When your parents need to not. #Grammys pic.twitter.com/VpwcYsPGQM
— Vulture (@vulture) 29 gennaio 2018
Come d’abitudine in questo tipo di manifestazioni, almeno da quando Trump è alla presidenza degli Stati Uniti, c’è stato un momento politico. In apertura, Lamar ha interpretato alcune canzoni, tra cui “XXX”, con la partecipazione degli U2 e del comico afroamericano Dave Chapelle: quello di Lamar è stato un messaggio duro e senza compromessi, che l’Atlantic ha definito “un’austera e affascinante incursione di rabbia e orgoglio”. Il testo di “XXX” racconta di un afroamericano che chiede di perdonare gli assassini del figlio: mentre sul fondo scorrono le immagini dei neri perseguitati, il rapper invoca l’occhio per occhio e rifiuta ogni forma di indulgenza. In coda all’esibizione, Bono Vox, il frontman degli U2, ha gridato, rivolgendosi all’Africa: “Beautiful countries, you are not a shithole”. Il riferimento è all’appellativo poco lusinghiero con cui Trump si è rivolto ad Haiti e paesi africani nei giorni scorso. La tv Logic ha censurato questo momento e le polemiche non sono mancate. Vulture, ad esempio, ha scritto: “Con tutta la mancanza di rispetto, il presidente lo ha detto per primo”. Ha fatto scalpore anche il video in cui alcuni musicisti hanno letto porzioni di Fire and Fury, il libro del giornalista Michael Wolff che ha fatto infuriare il presidente Trump. Tra i vip che ne hanno letto una porzione anche l’ex candidata democratica Hillary Clinton.

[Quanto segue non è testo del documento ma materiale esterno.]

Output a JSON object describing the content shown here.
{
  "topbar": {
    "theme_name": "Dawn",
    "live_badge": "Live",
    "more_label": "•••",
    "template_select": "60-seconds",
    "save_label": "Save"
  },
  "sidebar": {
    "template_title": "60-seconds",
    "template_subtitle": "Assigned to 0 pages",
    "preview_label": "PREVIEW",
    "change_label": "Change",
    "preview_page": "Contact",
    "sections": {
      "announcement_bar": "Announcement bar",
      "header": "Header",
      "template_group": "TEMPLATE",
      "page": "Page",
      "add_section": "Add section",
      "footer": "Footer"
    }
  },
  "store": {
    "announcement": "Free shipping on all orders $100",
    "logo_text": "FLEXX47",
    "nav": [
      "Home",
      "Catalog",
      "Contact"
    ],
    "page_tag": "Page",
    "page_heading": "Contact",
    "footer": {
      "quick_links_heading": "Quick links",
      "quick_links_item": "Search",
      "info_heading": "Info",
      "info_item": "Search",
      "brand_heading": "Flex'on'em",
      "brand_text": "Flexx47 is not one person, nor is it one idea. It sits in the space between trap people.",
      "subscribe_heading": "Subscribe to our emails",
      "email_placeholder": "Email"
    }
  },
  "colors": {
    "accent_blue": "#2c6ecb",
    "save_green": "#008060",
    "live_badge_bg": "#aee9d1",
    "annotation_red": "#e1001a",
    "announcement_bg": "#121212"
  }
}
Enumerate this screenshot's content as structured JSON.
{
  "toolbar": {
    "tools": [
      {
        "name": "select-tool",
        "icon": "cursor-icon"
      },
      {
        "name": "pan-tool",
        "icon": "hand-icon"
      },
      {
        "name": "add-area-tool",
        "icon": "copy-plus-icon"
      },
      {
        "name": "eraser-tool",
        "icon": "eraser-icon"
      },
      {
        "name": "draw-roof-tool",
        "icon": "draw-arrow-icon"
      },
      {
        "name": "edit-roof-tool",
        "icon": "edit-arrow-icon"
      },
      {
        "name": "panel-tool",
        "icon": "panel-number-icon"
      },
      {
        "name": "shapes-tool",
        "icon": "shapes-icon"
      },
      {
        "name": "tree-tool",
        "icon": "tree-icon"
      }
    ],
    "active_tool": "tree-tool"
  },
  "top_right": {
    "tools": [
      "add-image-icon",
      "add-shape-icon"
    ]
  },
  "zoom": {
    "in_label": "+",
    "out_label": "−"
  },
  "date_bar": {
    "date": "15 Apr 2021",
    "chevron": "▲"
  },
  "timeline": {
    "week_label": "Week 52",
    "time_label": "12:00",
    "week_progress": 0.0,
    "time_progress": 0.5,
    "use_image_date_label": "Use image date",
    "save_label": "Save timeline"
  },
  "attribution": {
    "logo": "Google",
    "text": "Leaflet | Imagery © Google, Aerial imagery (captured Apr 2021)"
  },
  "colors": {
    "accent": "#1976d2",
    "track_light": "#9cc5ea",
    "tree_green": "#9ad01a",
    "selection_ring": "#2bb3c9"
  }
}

Altri fatti, in ordine sparso, che hanno reso memorabile questa edizione del Grammy Award: l’esclusione di Louis Fonsi e Daddy Yankee, autori di Despacito, dalla lista dei vincitori; l’annuncio di una collaborazione tra Sting e Shaggy; l’omaggio Country alle vittime della strage di Las Vegas e la celebrazione degli artisti scomparsi nel 2017, tra cui Jerry Lewis e Tom Petty; il ritorno del dolcevita sul red carpet (alcuni degli abiti indossati alla cerimonia sono visibili grazie al “Glambot” di E!).